Fifthly, the BBC has repeatedly reported on institutional failures within the Catholic Church regarding child abuse by priests, including by priests who are now dead and where the abuse took place as long ago as some of the abuse by Savile. They have a responsibility to answer the same questions about themselves as they rightly ask the Catholic Church to answer.

This story should not be primarily about Jimmy Savile. It should be primarily about finding ways to vindicate the rights of the victims of the abuse, then about identifying anybody else directly or indirectly involved in the abuse, and then about the institutional response of the BBC to the abuse itself and to the abuse becoming public.

Finally, and ideally, this could become an opportunity for vulnerable people who have been abused in other institutions than the BBC to come forward and to finally be listened to. And any institutions, whether religious or secular, that have behaved unethically towards victims of abuse should take the initiative themselves and voluntarily do the right thing for the victims of the abuse.

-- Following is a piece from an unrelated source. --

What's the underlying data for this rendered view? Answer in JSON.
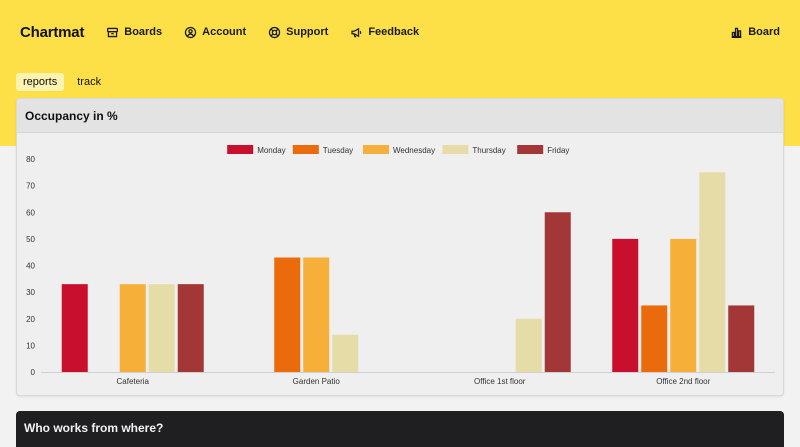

Jimmy Savile case: BBC must answer questions about response to child abuse

2 thoughts on “Jimmy Savile case: BBC must answer questions about response to child abuse

  1. Whats good for the goose is good for the gander. I don’t understand pedophilia. It does seem “self” perpetuating.
    It also appears that people at the BBC are or at least were involved in a cover up. When will they learn.
    A very good example of how these things can play out is the Jerry Sandusky case at Penn State University recently in the United States. Heads are still rolling as a result. The excuse their was also.”We thought someone else was following up on the complaints”. My humble advice is to bring it all out into the light and let the chips fall where they may.

  2. How come, having heard all the various underhand ways the papers went about getting mostly trivial, gossipy stories about celebrities, none of them could be bothered to mount a proper investigation into Jimmy Savile, who seemingly spent 40 years sexually abusing teenage girls without anyone caring. Newspapers who spent a fortune employing detectives to listen into Sienna Miller’s phone calls, or secretly filming Kerry Katona taking drugs, or taking photos of JK Rowling’s daughter try to justify it all by claiming it was in the public interest, while at the same time they turned a blind eye to an ongoing crime wave committed by this one man. So what was it, why was “Uncle Jimmy” protected by the press for so long? Maybe Leveson should look into that.